For the last five years, Gayla Williams has been proving that she knows what she’s talking about when it comes to commercial painting.

Because of her reputation for quality work, Williams’ company, BETT Enterprises Inc., has grown from three to 21 employees, and gross revenue is expected to top more than $1 million this year. BETT provides a complete line of professional paint finishes for all types of commercial construction.

After working 10 years for a national paint company, Williams was offered the opportunity to serve as a project manager for a large paint contractor in Arkansas. Through this experience she learned all aspects of paint applications, building procedures and the bidding processes. When the owner of the company retired and closed up shop, Williams returned to Oklahoma and began researching her opportunities to start her own company in the Tulsa area.

Williams had developed many contacts among painting contractors, and she began to pick up small contracts from their overflow. Although work was slow, she began to build a strong foundation for a reputation of quality work. As work picked up, she began receiving requests from general contractors to bid their jobs.

However, growth proved to be an unexpected obstacle. As she began to grow, she realized she needed more capital to finance projects until payment for the work came in. That’s when she contacted the U.S. Small Business Administration for help.

“And, as they say, the rest is history,” Williams said. “Beginning my third year in business, it became evident that I needed some financial help and guidance,” Williams said. She met with John Blue, Director of the Oklahoma Small Business Development Center in Broken Arrow. “Through John’s tutelage and assistance with the loan application, I was able to take advantage of a growing market and a growing business. Since that initial contact with him and with SBA’s loan assistance, my business has grown 10 times over!” Williams said.

“John has since directed me and even walked me through specific certifications I need for my type of business. He continues to inform me of seminars and new programs as they become available. John encourages me to continue the ‘good work’ and he is always there to answer any of my questions. I don’t know what I would have done had I not met John,” she said. “He’s been a blessing and he’s fun to talk to.”

Blue said it was a pleasure to help Williams develop and expand her business. “It has been a pleasure to work with Gayla for the past two years.
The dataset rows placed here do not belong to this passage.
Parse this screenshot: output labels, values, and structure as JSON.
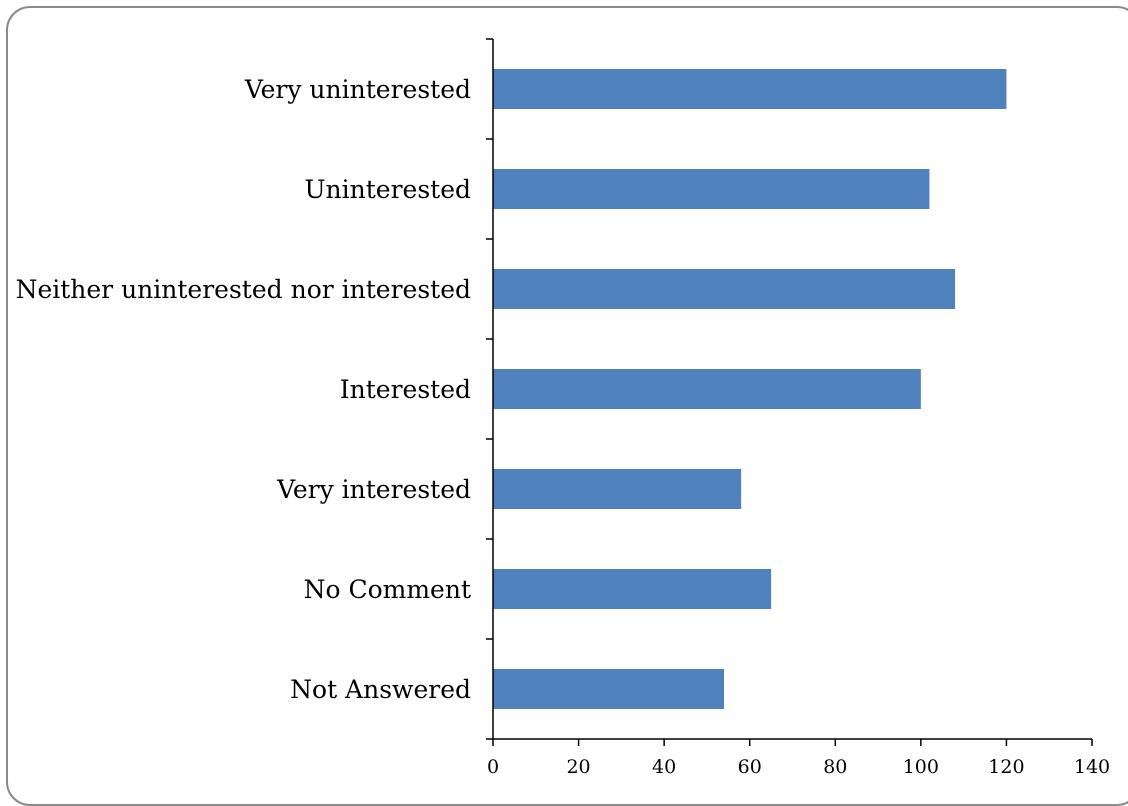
{
  "chart_data": {
    "type": "bar",
    "orientation": "horizontal",
    "categories": [
      "Very uninterested",
      "Uninterested",
      "Neither uninterested nor interested",
      "Interested",
      "Very interested",
      "No Comment",
      "Not Answered"
    ],
    "values": [
      120,
      102,
      108,
      100,
      58,
      65,
      54
    ],
    "title": "",
    "xlabel": "",
    "ylabel": "",
    "xlim": [
      0,
      140
    ],
    "x_ticks": [
      0,
      20,
      40,
      60,
      80,
      100,
      120,
      140
    ],
    "bar_color": "#4F81BD",
    "grid": false,
    "legend": "none"
  }
}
Her work ethics are second to none. I believe her woman-owned, commercial painting business could be a model for other small construction companies,” he said. “We are now working to position her company for the future, by obtaining various state and federal certifications, such as a woman-owned, SBA HUBZone, and bonding capacity. This will prepare her to compete in the government contracting arena, which will open up more opportunities for growth.”
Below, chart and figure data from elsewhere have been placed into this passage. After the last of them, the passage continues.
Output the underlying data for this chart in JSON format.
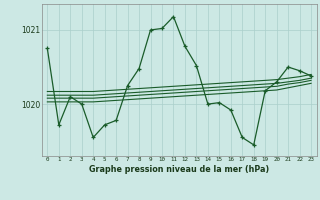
{
  "bg_color": "#cce8e4",
  "grid_color": "#aacfcb",
  "line_color": "#1a5c2a",
  "xlabel": "Graphe pression niveau de la mer (hPa)",
  "yticks": [
    1020,
    1021
  ],
  "xticks": [
    0,
    1,
    2,
    3,
    4,
    5,
    6,
    7,
    8,
    9,
    10,
    11,
    12,
    13,
    14,
    15,
    16,
    17,
    18,
    19,
    20,
    21,
    22,
    23
  ],
  "xlim": [
    -0.5,
    23.5
  ],
  "ylim": [
    1019.3,
    1021.35
  ],
  "series": {
    "main": [
      1020.75,
      1019.72,
      1020.1,
      1020.0,
      1019.55,
      1019.72,
      1019.78,
      1020.25,
      1020.48,
      1021.0,
      1021.02,
      1021.18,
      1020.78,
      1020.52,
      1020.0,
      1020.02,
      1019.92,
      1019.55,
      1019.45,
      1020.18,
      1020.3,
      1020.5,
      1020.45,
      1020.38
    ],
    "flat1": [
      1020.12,
      1020.12,
      1020.12,
      1020.12,
      1020.12,
      1020.13,
      1020.14,
      1020.15,
      1020.16,
      1020.17,
      1020.18,
      1020.19,
      1020.2,
      1020.21,
      1020.22,
      1020.23,
      1020.24,
      1020.25,
      1020.26,
      1020.27,
      1020.28,
      1020.3,
      1020.32,
      1020.35
    ],
    "flat2": [
      1020.17,
      1020.17,
      1020.17,
      1020.17,
      1020.17,
      1020.18,
      1020.19,
      1020.2,
      1020.21,
      1020.22,
      1020.23,
      1020.24,
      1020.25,
      1020.26,
      1020.27,
      1020.28,
      1020.29,
      1020.3,
      1020.31,
      1020.32,
      1020.33,
      1020.35,
      1020.37,
      1020.4
    ],
    "flat3": [
      1020.08,
      1020.08,
      1020.08,
      1020.08,
      1020.08,
      1020.09,
      1020.1,
      1020.11,
      1020.12,
      1020.13,
      1020.14,
      1020.15,
      1020.16,
      1020.17,
      1020.18,
      1020.19,
      1020.2,
      1020.21,
      1020.22,
      1020.23,
      1020.24,
      1020.27,
      1020.29,
      1020.32
    ],
    "flat4": [
      1020.03,
      1020.03,
      1020.03,
      1020.03,
      1020.03,
      1020.04,
      1020.05,
      1020.06,
      1020.07,
      1020.08,
      1020.09,
      1020.1,
      1020.11,
      1020.12,
      1020.13,
      1020.14,
      1020.15,
      1020.16,
      1020.17,
      1020.18,
      1020.19,
      1020.22,
      1020.25,
      1020.28
    ]
  }
}
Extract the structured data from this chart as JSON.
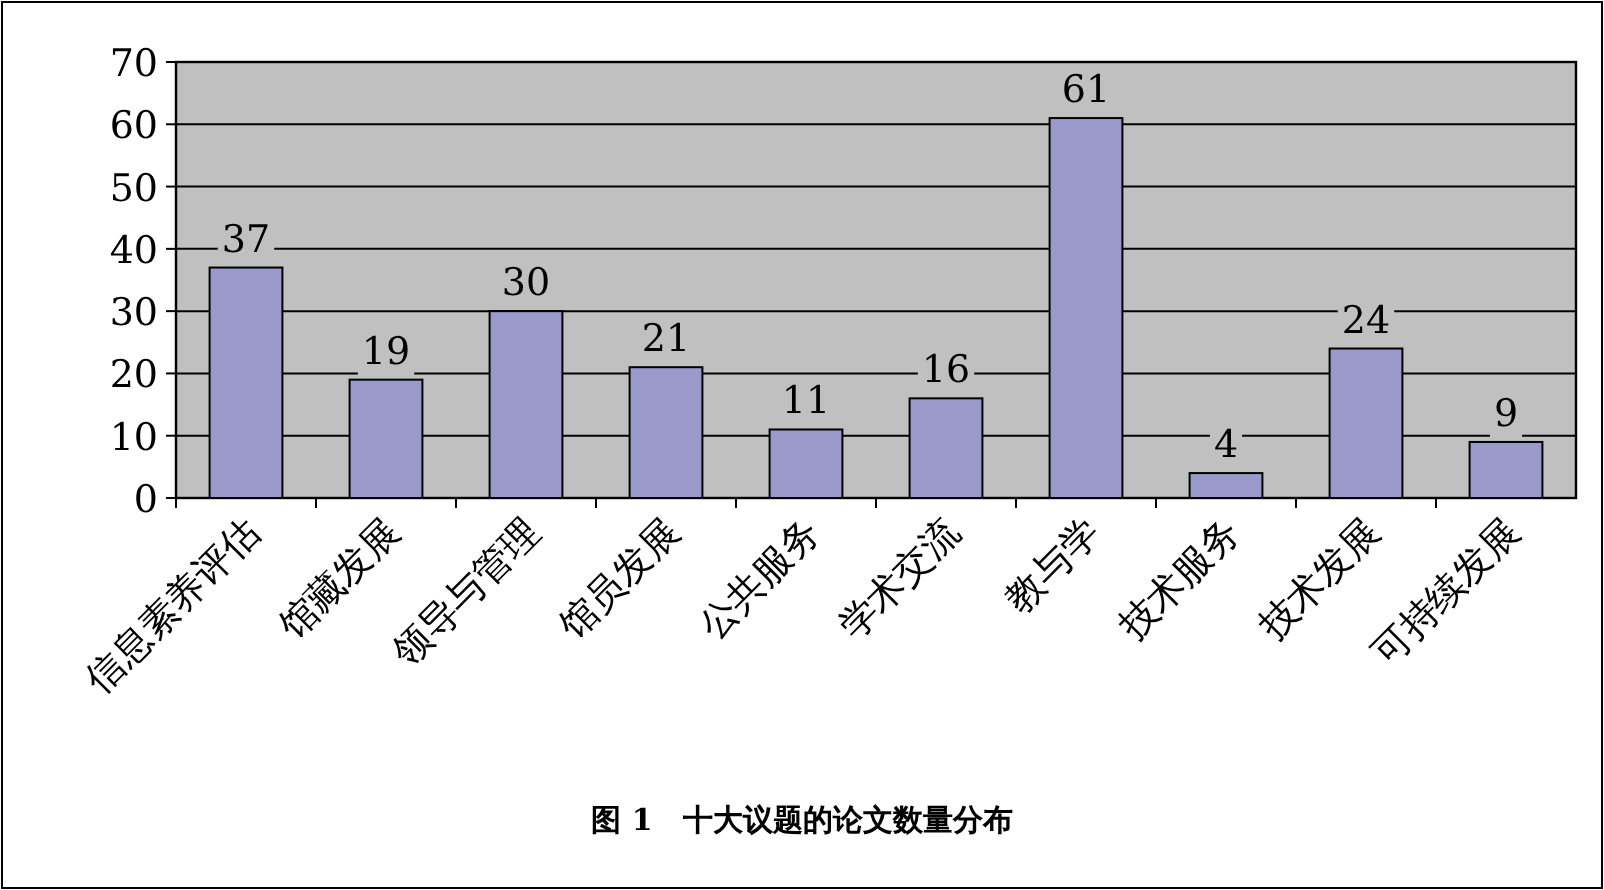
{
  "chart_data": {
    "type": "bar",
    "title": "图 1　十大议题的论文数量分布",
    "categories": [
      "信息素养评估",
      "馆藏发展",
      "领导与管理",
      "馆员发展",
      "公共服务",
      "学术交流",
      "教与学",
      "技术服务",
      "技术发展",
      "可持续发展"
    ],
    "values": [
      37,
      19,
      30,
      21,
      11,
      16,
      61,
      4,
      24,
      9
    ],
    "color": "#9999cc",
    "ylim": [
      0,
      70
    ],
    "yticks": [
      0,
      10,
      20,
      30,
      40,
      50,
      60,
      70
    ],
    "grid": "y",
    "data_labels": true
  }
}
Some people are still not used to seeing a woman in a hard hat at a construction site, Williams said. But her reputation for quality work has made it easier to get the respect of others in the field. “I’ve been blessed,” she said. “I’ve also been grateful for the family and friends around me who keep pushing me and telling me ‘You can do it!’”

A Midwest City native, Williams said she loves the freedom of being an entrepreneur. “One of my greatest benefits is the satisfaction I get from setting and achieving my own goals and watching this achievement turn into financial independence.”
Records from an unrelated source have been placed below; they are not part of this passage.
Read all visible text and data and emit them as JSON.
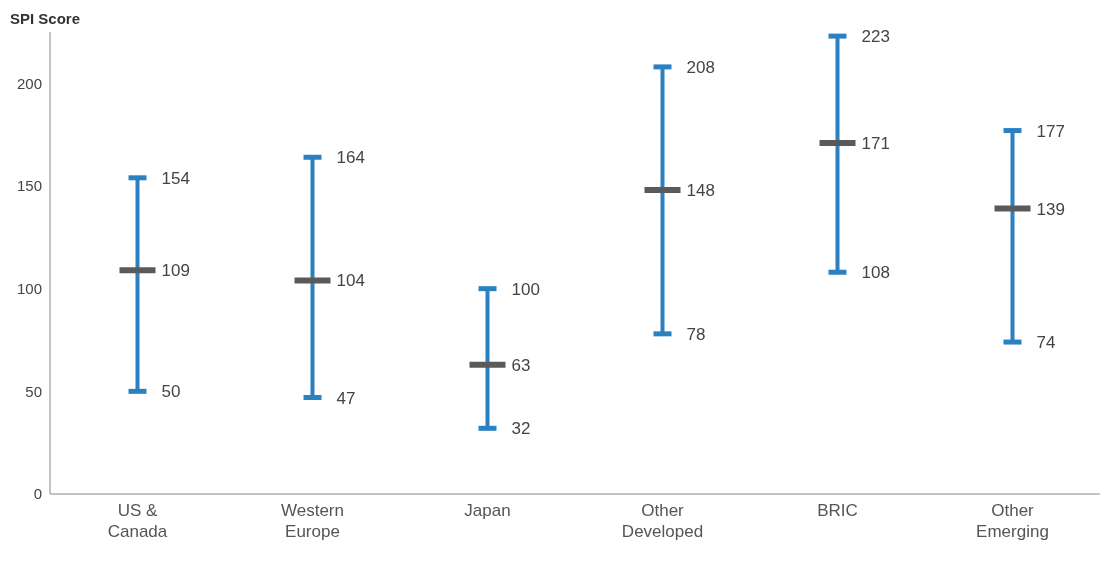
{
  "chart_data": {
    "type": "box",
    "ylabel": "SPI Score",
    "categories": [
      "US & Canada",
      "Western Europe",
      "Japan",
      "Other Developed",
      "BRIC",
      "Other Emerging"
    ],
    "series": [
      {
        "color": "#5a5a5a",
        "boxes": [
          {
            "low": 50,
            "q1": 109,
            "median": 109,
            "q3": 109,
            "high": 154
          },
          {
            "low": 47,
            "q1": 104,
            "median": 104,
            "q3": 104,
            "high": 164
          },
          {
            "low": 32,
            "q1": 63,
            "median": 63,
            "q3": 63,
            "high": 100
          },
          {
            "low": 78,
            "q1": 148,
            "median": 148,
            "q3": 148,
            "high": 208
          },
          {
            "low": 108,
            "q1": 171,
            "median": 171,
            "q3": 171,
            "high": 223
          },
          {
            "low": 74,
            "q1": 139,
            "median": 139,
            "q3": 139,
            "high": 177
          }
        ]
      }
    ],
    "ylim": [
      0,
      225
    ],
    "yticks": [
      0,
      50,
      100,
      150,
      200
    ],
    "grid": false,
    "legend": false,
    "annotations": [
      {
        "text": "154",
        "x": "US & Canada",
        "y": 154
      },
      {
        "text": "109",
        "x": "US & Canada",
        "y": 109
      },
      {
        "text": "50",
        "x": "US & Canada",
        "y": 50
      },
      {
        "text": "164",
        "x": "Western Europe",
        "y": 164
      },
      {
        "text": "104",
        "x": "Western Europe",
        "y": 104
      },
      {
        "text": "47",
        "x": "Western Europe",
        "y": 47
      },
      {
        "text": "100",
        "x": "Japan",
        "y": 100
      },
      {
        "text": "63",
        "x": "Japan",
        "y": 63
      },
      {
        "text": "32",
        "x": "Japan",
        "y": 32
      },
      {
        "text": "208",
        "x": "Other Developed",
        "y": 208
      },
      {
        "text": "148",
        "x": "Other Developed",
        "y": 148
      },
      {
        "text": "78",
        "x": "Other Developed",
        "y": 78
      },
      {
        "text": "223",
        "x": "BRIC",
        "y": 223
      },
      {
        "text": "171",
        "x": "BRIC",
        "y": 171
      },
      {
        "text": "108",
        "x": "BRIC",
        "y": 108
      },
      {
        "text": "177",
        "x": "Other Emerging",
        "y": 177
      },
      {
        "text": "139",
        "x": "Other Emerging",
        "y": 139
      },
      {
        "text": "74",
        "x": "Other Emerging",
        "y": 74
      }
    ]
  }
}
Williams has this advice to others who are thinking about going into business: “Before any decision is made to start a new business, you should educate yourself in all aspects of operating the business you intend to become involved in. If at all possible, you should take a small business course which is offered by most local junior colleges. Past that, you should make a considered commitment to involve yourself 24/7 in the growth and management of your enterprise. More importantly,” Williams said, “believe in yourself and surround yourself with those who believe in you also.”

Williams keeps up with the changing construction market and is constantly looking for ways to expand her business. Right now her work has grown beyond the Tulsa area. She works jobs in Muskogee, McAlester, Tahlequah, Vinita, and Stillwater. She also has completed jobs in Arkansas and Missouri.